Le grosse vetrate si spezzavano e l’acqua precipitava come una fiumana nell’interno.

Le grida dei disgraziati che annegavano nel fondo, senza potersi sottrarre in modo alcuno alla morte, a poco a poco diventavano più rade e più fioche, mentre invece il vulcano rombava e tuonava formidabilmente gareggiando coi fragori della tempesta.

Ad un tratto la città fu bruscamente sollevata da un cavallone mostruoso e completamente rovesciata.

Il suo fondo, coperto di alghe e d’incrostazioni marine, apparve per un momento in aria, poi la massa intera fu inghiottita e scomparve sotto le onde coi suoi morti ed i suoi vivi, se ve n’erano ancora.

— È finita — disse il capitano, che per la prima volta apparve un po’ commosso. — D’altronde, anche se fossero sfuggiti per ora alla morte, non si sarebbero salvati più tardi dalle vendette della società. Una buona bomba di silurite lasciata cadere da qualche vascello aereo, li avrebbe egualmente affondati per punirli della loro ribellione.

— Che cos’è questa silurite? — disse Toby.

— Un esplosivo potentissimo, inventato di recente, che vi polverizza una casa di venti piani, come se fosse un semplice castello di carta — rispose il capitano. — Signori, vedo ergersi sopra di noi una roccia che mi pare sia tagliata quasi a picco. Volete un buon consiglio? Affrettiamoci a raggiungerla prima che sorga l’alba.

— Anche qui non corriamo alcun pericolo — osservò Brandok. — Le onde non giungono fino a noi.

— Potrebbero però giungere le belve, caro signore — rispose il capitano. — La scalata a questo scoglio non sarà troppo difficile per una pantera o per un leopardo. Seguitemi, o più tardi ve ne pentirete.

Nessuno, fuorchè il capitano cui nulla sfuggiva, aveva prima di allora notato che un po’ più indietro s’innalzava un piccolo scoglio, di forma piramidale, che aveva i fianchi quasi tagliati a picco e che poteva diventare un ottimo rifugio contro gli assalti delle innumerevoli belve che popolavano la vasta isola.

I tre americani, comprendendo che la loro salvezza stava lassù, quantunque si reggessero appena in piedi, dopo tante veglie alle quali non erano abituati, seguirono il capitano ed il pilota.

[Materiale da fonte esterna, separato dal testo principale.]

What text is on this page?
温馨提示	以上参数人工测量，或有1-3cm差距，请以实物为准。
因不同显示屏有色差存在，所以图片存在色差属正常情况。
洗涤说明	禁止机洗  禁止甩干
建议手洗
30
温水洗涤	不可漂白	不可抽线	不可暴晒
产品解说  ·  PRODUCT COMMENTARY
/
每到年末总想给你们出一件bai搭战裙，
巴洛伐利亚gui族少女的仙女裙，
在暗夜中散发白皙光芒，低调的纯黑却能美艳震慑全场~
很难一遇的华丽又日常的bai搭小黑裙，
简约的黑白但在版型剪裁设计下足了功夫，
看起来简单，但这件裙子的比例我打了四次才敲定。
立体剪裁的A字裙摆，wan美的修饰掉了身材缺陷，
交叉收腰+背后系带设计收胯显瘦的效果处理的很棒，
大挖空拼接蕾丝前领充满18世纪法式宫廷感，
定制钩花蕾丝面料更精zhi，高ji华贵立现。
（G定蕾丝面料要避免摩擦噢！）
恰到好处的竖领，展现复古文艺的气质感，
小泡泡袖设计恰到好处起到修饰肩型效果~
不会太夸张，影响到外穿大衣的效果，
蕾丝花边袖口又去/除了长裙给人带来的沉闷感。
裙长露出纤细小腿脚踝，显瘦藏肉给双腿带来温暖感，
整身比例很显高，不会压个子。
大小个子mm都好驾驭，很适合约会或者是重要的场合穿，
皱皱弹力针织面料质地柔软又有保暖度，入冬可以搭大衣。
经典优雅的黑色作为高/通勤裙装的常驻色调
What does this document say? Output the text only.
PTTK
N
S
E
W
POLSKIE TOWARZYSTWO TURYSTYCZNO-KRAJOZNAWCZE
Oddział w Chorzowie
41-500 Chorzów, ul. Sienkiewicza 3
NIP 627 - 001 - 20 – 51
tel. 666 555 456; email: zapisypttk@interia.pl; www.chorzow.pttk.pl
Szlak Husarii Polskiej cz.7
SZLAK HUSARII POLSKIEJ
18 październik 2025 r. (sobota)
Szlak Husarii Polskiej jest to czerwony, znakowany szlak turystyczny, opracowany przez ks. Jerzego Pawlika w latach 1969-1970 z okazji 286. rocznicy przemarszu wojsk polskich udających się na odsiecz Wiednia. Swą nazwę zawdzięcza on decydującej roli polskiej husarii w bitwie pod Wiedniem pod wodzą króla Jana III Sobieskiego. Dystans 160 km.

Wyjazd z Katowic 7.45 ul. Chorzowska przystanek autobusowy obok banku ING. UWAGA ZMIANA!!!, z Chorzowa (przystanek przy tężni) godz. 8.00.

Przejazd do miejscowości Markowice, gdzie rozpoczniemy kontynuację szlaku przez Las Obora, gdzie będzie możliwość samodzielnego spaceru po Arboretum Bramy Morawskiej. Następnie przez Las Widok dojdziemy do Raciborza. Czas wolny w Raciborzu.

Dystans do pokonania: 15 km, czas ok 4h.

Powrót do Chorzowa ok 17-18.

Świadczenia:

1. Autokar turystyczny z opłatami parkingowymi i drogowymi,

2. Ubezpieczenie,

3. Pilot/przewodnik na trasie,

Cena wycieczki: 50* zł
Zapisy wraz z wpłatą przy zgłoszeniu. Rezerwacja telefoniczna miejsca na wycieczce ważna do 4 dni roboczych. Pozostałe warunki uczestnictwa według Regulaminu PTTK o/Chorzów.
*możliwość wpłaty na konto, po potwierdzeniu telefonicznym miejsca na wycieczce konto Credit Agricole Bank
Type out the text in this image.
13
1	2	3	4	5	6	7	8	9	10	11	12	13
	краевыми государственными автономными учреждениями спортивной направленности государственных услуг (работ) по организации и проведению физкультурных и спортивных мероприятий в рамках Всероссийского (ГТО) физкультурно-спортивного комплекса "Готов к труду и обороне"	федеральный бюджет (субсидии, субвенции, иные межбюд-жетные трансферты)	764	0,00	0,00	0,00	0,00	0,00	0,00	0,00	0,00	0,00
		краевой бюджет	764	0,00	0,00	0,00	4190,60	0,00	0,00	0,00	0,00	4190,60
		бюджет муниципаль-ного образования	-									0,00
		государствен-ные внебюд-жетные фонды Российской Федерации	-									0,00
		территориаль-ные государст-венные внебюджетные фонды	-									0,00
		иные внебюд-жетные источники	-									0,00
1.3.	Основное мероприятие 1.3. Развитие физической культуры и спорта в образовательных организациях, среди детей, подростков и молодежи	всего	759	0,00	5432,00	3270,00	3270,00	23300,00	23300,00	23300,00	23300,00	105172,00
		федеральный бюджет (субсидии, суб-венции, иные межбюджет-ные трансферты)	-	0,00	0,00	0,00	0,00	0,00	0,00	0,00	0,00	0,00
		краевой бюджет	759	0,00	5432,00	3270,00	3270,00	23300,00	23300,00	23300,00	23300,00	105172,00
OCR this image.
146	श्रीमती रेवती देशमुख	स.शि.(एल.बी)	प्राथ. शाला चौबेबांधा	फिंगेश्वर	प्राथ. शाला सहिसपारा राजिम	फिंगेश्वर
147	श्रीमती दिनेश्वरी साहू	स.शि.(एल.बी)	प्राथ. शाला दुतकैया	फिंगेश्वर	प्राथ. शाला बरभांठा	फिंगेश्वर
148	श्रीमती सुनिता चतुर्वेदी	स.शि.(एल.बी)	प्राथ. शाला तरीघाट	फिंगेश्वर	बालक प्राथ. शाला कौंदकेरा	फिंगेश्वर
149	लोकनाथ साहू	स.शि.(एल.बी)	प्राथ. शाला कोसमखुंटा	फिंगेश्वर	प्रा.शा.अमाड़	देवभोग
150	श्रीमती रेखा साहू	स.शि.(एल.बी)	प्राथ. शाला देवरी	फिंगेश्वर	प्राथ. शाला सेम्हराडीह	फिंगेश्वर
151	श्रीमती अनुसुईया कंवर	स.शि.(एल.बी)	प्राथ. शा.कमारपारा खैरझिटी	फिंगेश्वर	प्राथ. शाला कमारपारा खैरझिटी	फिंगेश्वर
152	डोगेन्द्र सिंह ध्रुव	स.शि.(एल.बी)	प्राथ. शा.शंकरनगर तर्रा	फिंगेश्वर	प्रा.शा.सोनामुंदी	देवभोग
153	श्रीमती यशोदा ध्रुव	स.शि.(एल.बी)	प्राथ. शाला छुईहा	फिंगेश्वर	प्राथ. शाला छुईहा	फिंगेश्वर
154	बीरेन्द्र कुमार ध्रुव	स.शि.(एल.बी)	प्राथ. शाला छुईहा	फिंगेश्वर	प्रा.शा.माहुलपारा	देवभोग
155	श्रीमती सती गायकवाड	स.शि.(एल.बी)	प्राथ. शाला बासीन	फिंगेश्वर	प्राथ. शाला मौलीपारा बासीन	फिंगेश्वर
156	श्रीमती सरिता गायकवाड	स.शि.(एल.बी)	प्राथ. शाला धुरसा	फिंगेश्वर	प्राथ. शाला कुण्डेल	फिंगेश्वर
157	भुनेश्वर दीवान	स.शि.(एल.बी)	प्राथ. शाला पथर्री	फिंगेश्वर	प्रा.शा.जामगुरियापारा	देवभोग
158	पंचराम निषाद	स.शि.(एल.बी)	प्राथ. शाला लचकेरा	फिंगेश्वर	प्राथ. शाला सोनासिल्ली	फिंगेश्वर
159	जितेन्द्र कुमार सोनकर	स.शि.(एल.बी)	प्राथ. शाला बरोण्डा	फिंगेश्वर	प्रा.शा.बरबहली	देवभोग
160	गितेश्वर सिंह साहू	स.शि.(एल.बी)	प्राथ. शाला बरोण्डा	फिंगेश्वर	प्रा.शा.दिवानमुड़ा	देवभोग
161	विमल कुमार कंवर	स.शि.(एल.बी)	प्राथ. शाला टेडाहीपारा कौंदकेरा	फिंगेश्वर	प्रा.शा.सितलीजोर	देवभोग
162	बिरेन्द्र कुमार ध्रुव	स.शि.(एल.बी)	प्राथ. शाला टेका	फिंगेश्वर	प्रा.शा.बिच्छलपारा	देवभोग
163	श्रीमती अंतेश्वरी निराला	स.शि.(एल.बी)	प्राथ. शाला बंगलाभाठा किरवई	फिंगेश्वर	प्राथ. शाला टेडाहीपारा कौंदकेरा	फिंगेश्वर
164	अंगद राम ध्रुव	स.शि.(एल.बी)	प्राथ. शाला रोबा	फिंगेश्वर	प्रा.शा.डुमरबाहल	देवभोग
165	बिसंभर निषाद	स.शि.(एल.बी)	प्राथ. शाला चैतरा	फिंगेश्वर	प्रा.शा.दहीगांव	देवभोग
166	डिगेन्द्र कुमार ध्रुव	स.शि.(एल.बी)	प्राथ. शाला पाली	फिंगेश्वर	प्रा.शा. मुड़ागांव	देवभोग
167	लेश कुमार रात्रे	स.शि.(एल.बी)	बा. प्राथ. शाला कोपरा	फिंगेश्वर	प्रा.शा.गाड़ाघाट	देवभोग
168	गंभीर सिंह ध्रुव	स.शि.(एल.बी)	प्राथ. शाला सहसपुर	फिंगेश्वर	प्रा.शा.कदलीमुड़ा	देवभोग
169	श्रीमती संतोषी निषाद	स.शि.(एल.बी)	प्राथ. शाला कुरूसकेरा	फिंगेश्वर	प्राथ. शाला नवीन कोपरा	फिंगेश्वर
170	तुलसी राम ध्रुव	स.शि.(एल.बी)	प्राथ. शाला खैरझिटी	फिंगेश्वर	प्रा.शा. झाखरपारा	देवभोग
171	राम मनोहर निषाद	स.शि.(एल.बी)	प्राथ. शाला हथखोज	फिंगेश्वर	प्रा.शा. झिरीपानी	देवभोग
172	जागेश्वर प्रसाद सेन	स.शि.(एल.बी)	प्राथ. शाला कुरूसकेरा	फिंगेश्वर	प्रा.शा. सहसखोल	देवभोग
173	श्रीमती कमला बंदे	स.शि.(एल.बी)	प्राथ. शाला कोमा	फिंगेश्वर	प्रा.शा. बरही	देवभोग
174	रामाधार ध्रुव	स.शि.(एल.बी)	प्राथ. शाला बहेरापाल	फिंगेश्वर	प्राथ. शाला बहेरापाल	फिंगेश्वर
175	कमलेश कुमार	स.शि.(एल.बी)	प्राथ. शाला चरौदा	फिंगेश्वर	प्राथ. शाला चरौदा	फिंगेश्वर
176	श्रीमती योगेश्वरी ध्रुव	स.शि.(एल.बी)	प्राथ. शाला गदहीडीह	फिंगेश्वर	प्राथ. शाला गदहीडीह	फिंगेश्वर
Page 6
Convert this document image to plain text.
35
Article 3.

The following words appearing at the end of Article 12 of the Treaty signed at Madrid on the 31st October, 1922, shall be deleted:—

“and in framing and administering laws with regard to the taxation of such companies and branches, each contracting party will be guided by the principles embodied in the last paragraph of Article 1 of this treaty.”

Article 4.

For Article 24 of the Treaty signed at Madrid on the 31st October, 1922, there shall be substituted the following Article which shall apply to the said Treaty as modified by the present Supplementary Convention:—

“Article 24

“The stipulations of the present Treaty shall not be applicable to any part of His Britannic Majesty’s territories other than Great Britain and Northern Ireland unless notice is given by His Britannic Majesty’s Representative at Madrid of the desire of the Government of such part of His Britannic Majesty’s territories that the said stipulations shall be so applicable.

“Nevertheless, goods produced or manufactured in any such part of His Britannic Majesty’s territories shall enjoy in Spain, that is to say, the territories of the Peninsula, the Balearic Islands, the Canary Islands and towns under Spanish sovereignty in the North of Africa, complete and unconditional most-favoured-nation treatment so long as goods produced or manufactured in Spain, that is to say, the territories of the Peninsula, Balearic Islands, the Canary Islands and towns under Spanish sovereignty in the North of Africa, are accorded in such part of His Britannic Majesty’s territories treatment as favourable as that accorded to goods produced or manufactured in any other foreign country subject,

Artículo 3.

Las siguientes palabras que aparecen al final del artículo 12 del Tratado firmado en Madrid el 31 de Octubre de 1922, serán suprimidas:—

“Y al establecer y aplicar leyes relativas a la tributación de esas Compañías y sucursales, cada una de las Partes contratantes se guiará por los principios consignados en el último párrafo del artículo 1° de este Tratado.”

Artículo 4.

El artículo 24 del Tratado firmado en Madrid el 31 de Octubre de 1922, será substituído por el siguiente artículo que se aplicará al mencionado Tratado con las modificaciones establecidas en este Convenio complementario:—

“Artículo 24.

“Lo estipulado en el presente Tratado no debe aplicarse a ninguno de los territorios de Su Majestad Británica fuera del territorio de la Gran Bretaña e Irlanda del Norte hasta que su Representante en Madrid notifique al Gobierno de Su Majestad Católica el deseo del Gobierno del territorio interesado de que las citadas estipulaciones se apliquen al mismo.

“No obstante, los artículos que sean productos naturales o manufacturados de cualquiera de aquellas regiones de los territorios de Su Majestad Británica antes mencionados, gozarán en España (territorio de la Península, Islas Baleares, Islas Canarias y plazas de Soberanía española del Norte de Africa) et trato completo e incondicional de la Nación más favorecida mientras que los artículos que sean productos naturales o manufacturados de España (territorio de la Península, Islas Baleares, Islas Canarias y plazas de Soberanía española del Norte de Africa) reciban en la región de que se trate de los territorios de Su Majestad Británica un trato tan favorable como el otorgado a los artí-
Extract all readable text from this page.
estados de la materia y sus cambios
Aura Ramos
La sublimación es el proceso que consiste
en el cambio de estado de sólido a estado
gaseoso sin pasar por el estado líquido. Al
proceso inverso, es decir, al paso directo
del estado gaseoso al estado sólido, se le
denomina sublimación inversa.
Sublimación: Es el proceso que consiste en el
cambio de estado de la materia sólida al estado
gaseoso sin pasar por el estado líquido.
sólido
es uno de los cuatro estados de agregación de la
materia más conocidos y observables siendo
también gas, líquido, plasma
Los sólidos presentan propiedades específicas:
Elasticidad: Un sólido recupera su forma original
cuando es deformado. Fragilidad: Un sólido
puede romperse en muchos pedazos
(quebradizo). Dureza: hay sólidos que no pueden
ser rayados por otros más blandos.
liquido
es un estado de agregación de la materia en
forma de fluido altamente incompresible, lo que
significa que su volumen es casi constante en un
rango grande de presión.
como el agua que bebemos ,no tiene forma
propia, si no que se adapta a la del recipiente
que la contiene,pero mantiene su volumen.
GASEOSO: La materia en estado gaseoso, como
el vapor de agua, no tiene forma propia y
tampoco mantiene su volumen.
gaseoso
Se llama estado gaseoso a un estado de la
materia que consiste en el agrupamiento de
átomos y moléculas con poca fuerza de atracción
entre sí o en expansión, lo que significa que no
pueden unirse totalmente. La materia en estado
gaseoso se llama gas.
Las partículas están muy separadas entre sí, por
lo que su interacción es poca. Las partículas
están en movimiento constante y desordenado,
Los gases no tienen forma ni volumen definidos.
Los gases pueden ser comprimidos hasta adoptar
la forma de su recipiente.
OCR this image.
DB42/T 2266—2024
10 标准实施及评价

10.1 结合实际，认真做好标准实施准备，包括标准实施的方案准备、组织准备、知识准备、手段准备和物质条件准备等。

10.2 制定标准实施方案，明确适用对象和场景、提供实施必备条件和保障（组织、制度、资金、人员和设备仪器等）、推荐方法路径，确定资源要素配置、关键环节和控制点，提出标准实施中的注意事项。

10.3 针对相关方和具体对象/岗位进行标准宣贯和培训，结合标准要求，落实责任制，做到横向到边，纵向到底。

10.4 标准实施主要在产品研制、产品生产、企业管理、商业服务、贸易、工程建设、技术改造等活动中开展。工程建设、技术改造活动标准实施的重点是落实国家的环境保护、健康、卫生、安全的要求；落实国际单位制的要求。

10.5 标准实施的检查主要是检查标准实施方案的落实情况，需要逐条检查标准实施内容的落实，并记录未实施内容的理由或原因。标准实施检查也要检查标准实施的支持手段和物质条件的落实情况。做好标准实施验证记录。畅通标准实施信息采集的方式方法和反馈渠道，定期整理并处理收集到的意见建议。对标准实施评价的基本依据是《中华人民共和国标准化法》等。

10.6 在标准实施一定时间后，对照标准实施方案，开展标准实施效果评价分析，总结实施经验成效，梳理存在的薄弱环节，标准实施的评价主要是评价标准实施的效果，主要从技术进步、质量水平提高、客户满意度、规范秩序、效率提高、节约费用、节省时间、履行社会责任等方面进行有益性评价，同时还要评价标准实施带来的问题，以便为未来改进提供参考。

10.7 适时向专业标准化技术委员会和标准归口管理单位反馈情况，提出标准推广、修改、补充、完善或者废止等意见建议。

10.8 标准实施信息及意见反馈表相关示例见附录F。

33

La luce intensa, proiettata dal fiammeggiante vulcano, permetteva di scegliere la parte meno difficile per dare la scalata al piccolo cono.

Le pareti però erano così lisce che il capitano cominciava a dubitare molto di poter raggiungere la cima, quando scoperse una specie di canale piuttosto ristretto, coi margini coperti di sterpi, che saliva rapidissimo, ma che tuttavia poteva servire.

— Coraggio, signori — disse, vedendo che i tre americani non ne potevano proprio più. — Un ultimo sforzo ancora: quando sarete lassù potrete riposarvi tranquillamente.

Aggrappandosi agli sterpi ed aiutandosi l’un l’altro, dopo venti minuti riuscirono a raggiungere la cima del cono, il quale era tronco.

La piattaforma superiore era piccolissima, però poteva bastare per cinque uomini.

— Se avete sonno, dormite — disse il capitano. — C’incaricheremo noi di vegliare. Fino allo spuntare del sole non correremo nessun pericolo. Le belve sono troppo spaventate dall’eruzione per pensare ora a noi. Questa notte non lasceranno i loro covi.

— Ne ho bisogno — disse Brandok, che era diventato pallidissimo come se quel supremo sforzo lo avesse completamente accasciato. — Io non so che cosa mi prenda: le mie membra tremano tutte ed i miei muscoli sussultano come se ricevessero delle continue scosse elettriche. È la seconda volta che mi succede questo.

— Ed io provo i medesimi effetti — disse Toby, lasciandosi cadere al suolo come corpo morto.

— Una buona dormita vi calmerà — disse il capitano. — Voi avete provate troppe emozioni in così pochi giorni.

Il dottore scosse la testa, e guardò Brandok che sussultava come se avesse qualche pila dentro il corpo.

— Questa intensa elettricità, che ormai ha saturato tutta l’aria del globo e alla quale noi non siamo abituati, temo che ci sia fatale, — mormorò poi. — Noi siamo uomini d’altri tempi.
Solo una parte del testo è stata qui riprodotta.